Die gestrige Berichterstattung über den Missbrauchsprozess erhitzte die Gemüter. Neben zahlreichen Kommentaren und Leserbriefen, die Unverständnis über die Höhe der Gefängnisstrafe ausdrückten, wurde auch immer wieder die Frage in den Raum geworfen, ob explizit über das Geschehene berichtet werden sollte. Dabei gab es zahlreiche Befürworter, aber auch andere Stimmen, die mahnten, dass man zum Schutz des Kindes nicht ins Detail gehen sollte.
Die Redaktion hat es sich mit der Beantwortung dieser Frage bereits im Vorfeld des Prozesses nicht leicht gemacht. So haben wir uns die Frage gestellt, ob wir aus emotionalen Gründen, also weil einem die Familie und das Opfer leid tut, nicht im Detail berichten sollen. Vielleicht möchte die Familie aber auch, dass detailliert berichtet wird, damit die zahlreichen Vermutungen, was wirklich passiert ist, aufhört? Aus diesem Grund haben wir uns im Vorfeld mit Experten für Presserecht aber auch mit Opferverbänden, Richtern und mit Psychologen beraten.
Wir haben uns nach den Gesprächen, und das lesen Sie auch in der heutigen Ausgabe, letztendlich dazu entschieden, all das zu berichten, was im öffentlichen Teil des Prozesses auch gesagt wurde. Warum? In den vergangenen Wochen überschlugen sich die Vermutungen, was genau mit dem Opfer passiert war. Dem wollen wir mit einer sachlichen und detaillierten Berichterstattung Einhalt gebieten. Wir haben bewusst auch nach dem Urteil nicht den Namen des Täters genannt, auch wenn das presserechtlich erlaubt gewesen wäre, da wir das Opfer schützen möchten.
Die Experten haben uns dazu geraten, detailliert über den Fall zu berichten. Unsere Auffassung ist es, dass wir nicht einer schrecklichen Situation begegnen können, in dem wir die schlimmen Details verschweigen, sondern, dass wir die Situation am besten meistern, wenn wir uns dieser, mit all ihren grausamen Details stellen. Um Wachsamkeit zu erzeugen aber auch, um einem Kinderschänder zu zeigen, dass all seine Taten öffentlich werden.

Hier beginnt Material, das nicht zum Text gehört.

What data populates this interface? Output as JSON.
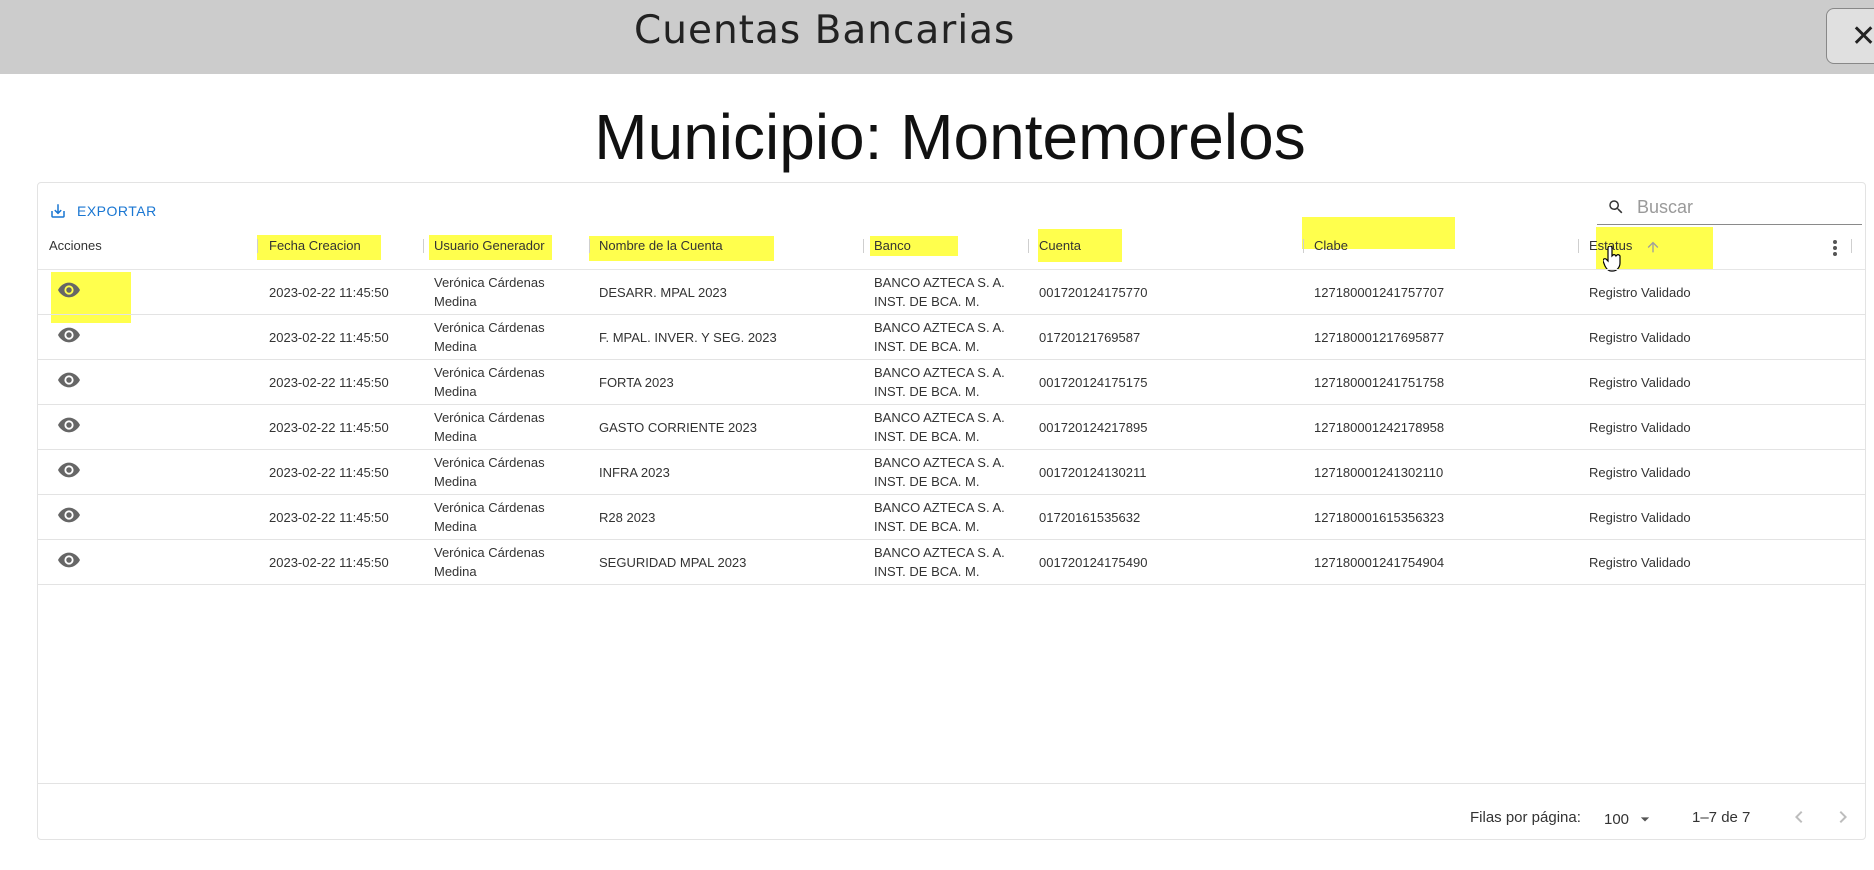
{
  "window": {
    "title": "Cuentas Bancarias",
    "close_label": "✕"
  },
  "page_title": "Municipio: Montemorelos",
  "toolbar": {
    "export_label": "EXPORTAR",
    "search_placeholder": "Buscar",
    "search_value": ""
  },
  "columns": [
    "Acciones",
    "Fecha Creacion",
    "Usuario Generador",
    "Nombre de la Cuenta",
    "Banco",
    "Cuenta",
    "Clabe",
    "Estatus"
  ],
  "sort": {
    "column": "Estatus",
    "direction": "ascending"
  },
  "rows": [
    {
      "fecha": "2023-02-22 11:45:50",
      "usuario_1": "Verónica Cárdenas",
      "usuario_2": "Medina",
      "nombre": "DESARR. MPAL 2023",
      "banco_1": "BANCO AZTECA S. A.",
      "banco_2": "INST. DE BCA. M.",
      "cuenta": "001720124175770",
      "clabe": "127180001241757707",
      "estatus": "Registro Validado"
    },
    {
      "fecha": "2023-02-22 11:45:50",
      "usuario_1": "Verónica Cárdenas",
      "usuario_2": "Medina",
      "nombre": "F. MPAL. INVER. Y SEG. 2023",
      "banco_1": "BANCO AZTECA S. A.",
      "banco_2": "INST. DE BCA. M.",
      "cuenta": "01720121769587",
      "clabe": "127180001217695877",
      "estatus": "Registro Validado"
    },
    {
      "fecha": "2023-02-22 11:45:50",
      "usuario_1": "Verónica Cárdenas",
      "usuario_2": "Medina",
      "nombre": "FORTA 2023",
      "banco_1": "BANCO AZTECA S. A.",
      "banco_2": "INST. DE BCA. M.",
      "cuenta": "001720124175175",
      "clabe": "127180001241751758",
      "estatus": "Registro Validado"
    },
    {
      "fecha": "2023-02-22 11:45:50",
      "usuario_1": "Verónica Cárdenas",
      "usuario_2": "Medina",
      "nombre": "GASTO CORRIENTE 2023",
      "banco_1": "BANCO AZTECA S. A.",
      "banco_2": "INST. DE BCA. M.",
      "cuenta": "001720124217895",
      "clabe": "127180001242178958",
      "estatus": "Registro Validado"
    },
    {
      "fecha": "2023-02-22 11:45:50",
      "usuario_1": "Verónica Cárdenas",
      "usuario_2": "Medina",
      "nombre": "INFRA 2023",
      "banco_1": "BANCO AZTECA S. A.",
      "banco_2": "INST. DE BCA. M.",
      "cuenta": "001720124130211",
      "clabe": "127180001241302110",
      "estatus": "Registro Validado"
    },
    {
      "fecha": "2023-02-22 11:45:50",
      "usuario_1": "Verónica Cárdenas",
      "usuario_2": "Medina",
      "nombre": "R28 2023",
      "banco_1": "BANCO AZTECA S. A.",
      "banco_2": "INST. DE BCA. M.",
      "cuenta": "01720161535632",
      "clabe": "127180001615356323",
      "estatus": "Registro Validado"
    },
    {
      "fecha": "2023-02-22 11:45:50",
      "usuario_1": "Verónica Cárdenas",
      "usuario_2": "Medina",
      "nombre": "SEGURIDAD MPAL 2023",
      "banco_1": "BANCO AZTECA S. A.",
      "banco_2": "INST. DE BCA. M.",
      "cuenta": "001720124175490",
      "clabe": "127180001241754904",
      "estatus": "Registro Validado"
    }
  ],
  "footer": {
    "rows_per_page_label": "Filas por página:",
    "rows_per_page_value": "100",
    "range_label": "1–7 de 7"
  },
  "icons": {
    "export": "download-icon",
    "search": "search-icon",
    "view": "eye-icon",
    "sort": "arrow-up-icon",
    "menu": "kebab-icon",
    "prev": "chevron-left-icon",
    "next": "chevron-right-icon",
    "dropdown": "caret-down-icon"
  },
  "colors": {
    "header_bar": "#cccccc",
    "accent": "#1976d2",
    "highlight": "#ffff4d"
  }
}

Wir haben uns bewusst dagegen entschieden, die Artikel zu dem Prozess hinter eine Bezahlschranke zu stellen, weil wir nicht mit dem Leid des Opfers Geld machen möchten, sondern weil wir jedem die Möglichkeit geben möchten, sich darüber zu informieren, was sich für unvorstellbare Dinge in seiner unmittelbaren Nachbarschaft zugetragen haben.
Dass auch der heutige Bericht für kontroverse Diskussionen sorgt, ist uns bewusst. Wir sind der festen Auffassungen, dass wir aber als Zeitung auch dann, wenn es weh tut, berichten sollten, in der Hoffnung, dass vielleicht durch die Berichterstattung, eine so schreckliche Tat, einmal weniger geschieht.